Aiden terus saja melesat menembus kegelapan hutan hanya berpandu pada cahaya bulan yang sesekali menelusup di antara rimbunnya pepohonan. Meninggalkan arena pertarungan yang kini hanya sayup-sayup terdengar dan semakin lama semakin hilang seiring semakin jauh langkahnya masuk ke dalam hutan.

“Aiden…”

Suara Andriana begitu lemah, seakan sebuah gema yang menggaung jauh di telinga Aiden.

“Tolong, jangan bicara dulu Andriana. Simpan tenagamu, kau akan membutuhkannya untuk pulih nanti,”

Aiden kembali melesat jauh, tak dirasainya lagi kelelahan yang tadi menderanya. Tiba-tiba, cengkeraman lembut di baju Aiden menyadarkannya untuk menghentikan langkah.

“Andriana?”

Serta merta Aiden berhenti di bawah pokok pohon Dewandaru tua yang tengah berbuah lebat, tepat di tepian aliran sungai yang berwarna keperakan ditimpa cahaya bulan. Betumpu pada kakinya, Aiden memangku Andriana yang tampak semakin pucat. Dengan perasaan was-was, dia mencoba memeriksa luka Andriana.

’Tidak, semoga bukan itu,’

Hatinya berdegup kencang, mengharap cemas, semoga apa yang ditakutkannya tidak menimpa Andriana, kekasihnya. Namun harapannya sirna seketika ketika melihat bentuk khas tangkai belati yang masih menancap di punggung Andriana.

”Andriana?”

Andriana hanya menggerakkan lemah kelopak matanya yang terpejam. Serta merta, Aiden merobek sedikit baju Andriana, tepat di sekitar lukanya. Dan benar saja, dibawah temaram cahaya purnama, Aiden melihat kulit di sekitar belati yang menancap itu kini tampak hitam mengerikan, menandakan racun ganas telah menyebar, menggerogoti inci demi inci tubuh Andriana.

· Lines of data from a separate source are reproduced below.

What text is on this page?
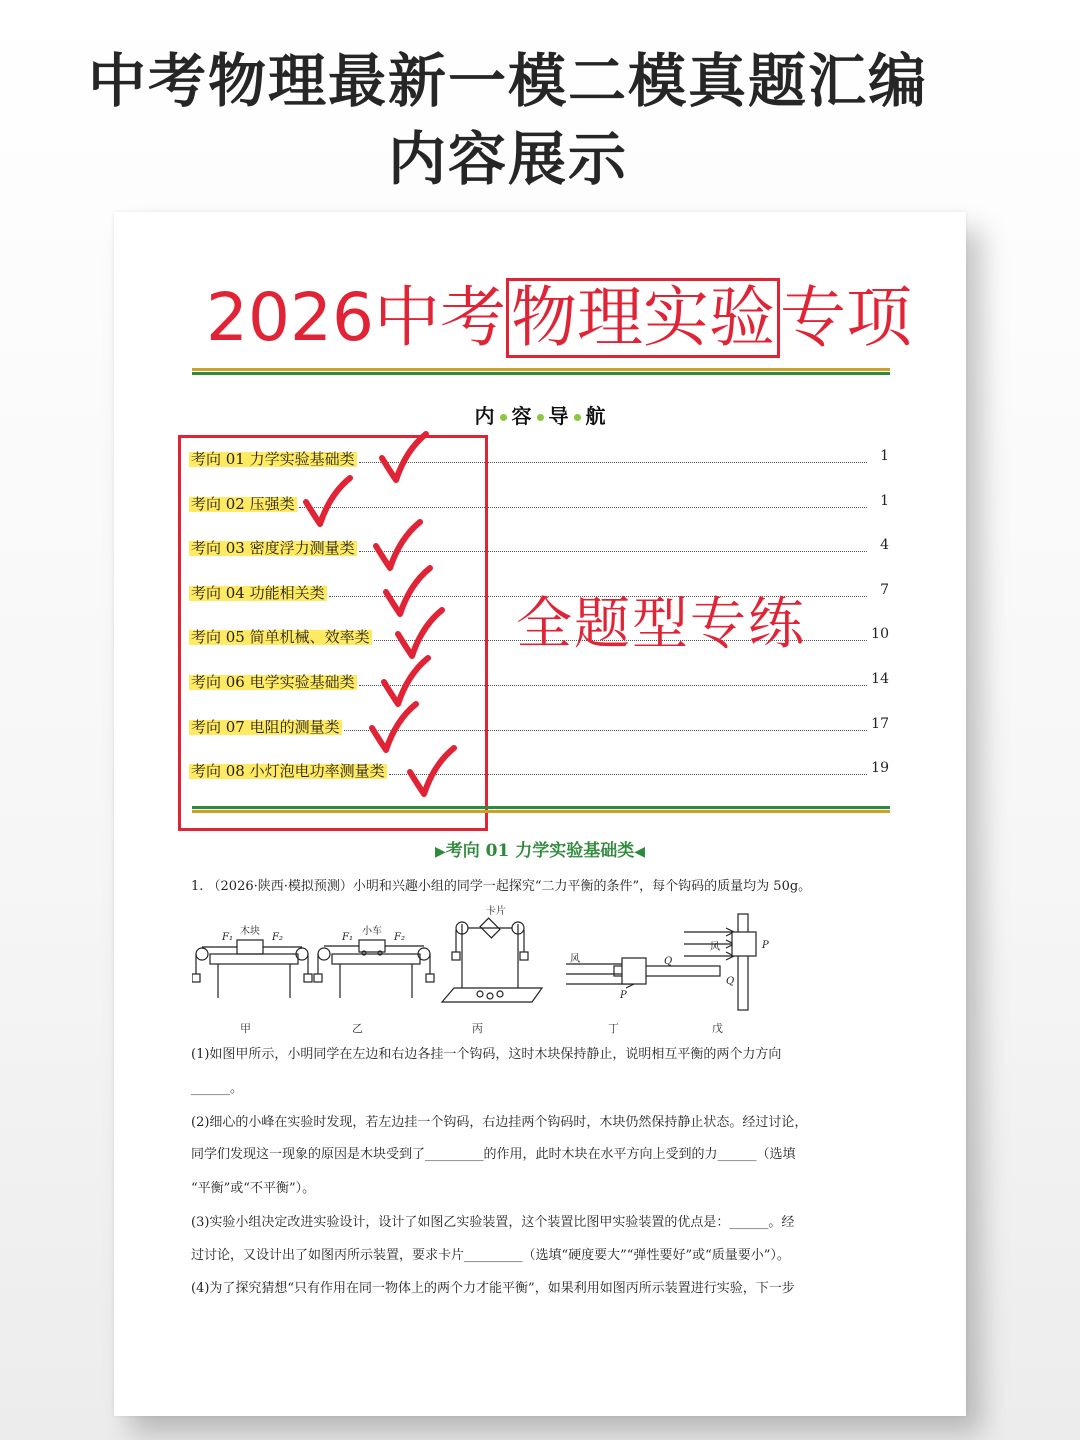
中考物理最新一模二模真题汇编
内容展示
2026中考物理实验专项
内 容 导 航
考向 01 力学实验基础类	1
考向 02 压强类	1
考向 03 密度浮力测量类	4
考向 04 功能相关类	7
考向 05 简单机械、效率类	10
考向 06 电学实验基础类	14
考向 07 电阻的测量类	17
考向 08 小灯泡电功率测量类	19
全题型专练
▶考向 01 力学实验基础类◀
1. （2026·陕西·模拟预测）小明和兴趣小组的同学一起探究“二力平衡的条件”，每个钩码的质量均为 50g。
F₁
木块
F₂	F₁
小车
F₂
卡片
风	Q
P
风	P
Q
甲	乙	丙	丁	戊
(1)如图甲所示，小明同学在左边和右边各挂一个钩码，这时木块保持静止，说明相互平衡的两个力方向
______。
(2)细心的小峰在实验时发现，若左边挂一个钩码，右边挂两个钩码时，木块仍然保持静止状态。经过讨论，
同学们发现这一现象的原因是木块受到了_________的作用，此时木块在水平方向上受到的力______（选填
“平衡”或“不平衡”）。
(3)实验小组决定改进实验设计，设计了如图乙实验装置，这个装置比图甲实验装置的优点是：______。经
过讨论，又设计出了如图丙所示装置，要求卡片_________（选填“硬度要大”“弹性要好”或“质量要小”）。
(4)为了探究猜想“只有作用在同一物体上的两个力才能平衡”，如果利用如图丙所示装置进行实验，下一步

Dengan kalut Aiden mencari-cari rantai kalung yang melingkar di lehernya.

”Andriana... Andriana... Bertahanlah...”

Tangan kiri Aiden gemetar susah payah membuka botol kecil seukuran kelingking yang menggantung di rantai kalungnya. Dengan tak sabar akhirnya ia menggigit botol kecil itu, mengacuhkan rasa perih yang menggores bibirnya karena pecahannya.

”Andriana, minum ini... Andriana...”

Susah payah Aiden meminta Andriana untuk membuka bibir hanya sekedar untuk meminumkan obat yang dipunyanya. Tapi bibir pucat itu tampak sulit untuk membuka karena bergetar hebat. Aiden memutuskan mengambil keputusan cepat, ia menenggak tandas isi botol dan kemudian meminumkannya pada Andriana. Bibir yang biasanya begitu lembut menyambut kecupannya kini terasa dingin membeku di bawah ciumannya. Hati Aiden berdesir perih diliputi perasaan takut yang tiba-tiba mendinginkan kuduknya.

Aiden tahu, perbuatannya memberikan penangkal racun pada Andriana adalah hal yang sia-sia, namun hati kecilnya masih berharap datangnya keajaiban dari hasil ramuan Ondien, sang tetua para Guardians.

Detik demi detik yang dilalui Aiden terasa begitu lambat. Harapannya bergantung pada belas kasihan sang benang maut yang begitu tipis nyaris tak tampak. Berharap benang itu tak putus saat ini.

”Andriana...?”

Gadis itu hanya diam bergeming. Perlahan namun pasti, nafasnya mulai melambat, terus melambat dan akhirnya terhenti sama sekali.

”Andriana!!!!”

Aiden tersentak dari tidurnya.

Mimpi itu kembali hadir. Mimpi tentang Andriana. Purnama yang menyesakkan bagi Aiden ketika ia harus menyaksikan Andriana, kekasihnya meregang nyawa karena berusaha melindunginya. Peluh membanjiri tubuh Aiden dan desakan nafas yang memburu membuat dadanya tersengal-sengal. Semuanya masih terasa begitu nyata bagi Aiden. Tubuh dingin Andriana. Bibir pucat Andriana. Darah merah segar kehitaman. Belati bertangkai ular kepala tiga. Semuanya seperti masih baru kemarin.

’Andriana...’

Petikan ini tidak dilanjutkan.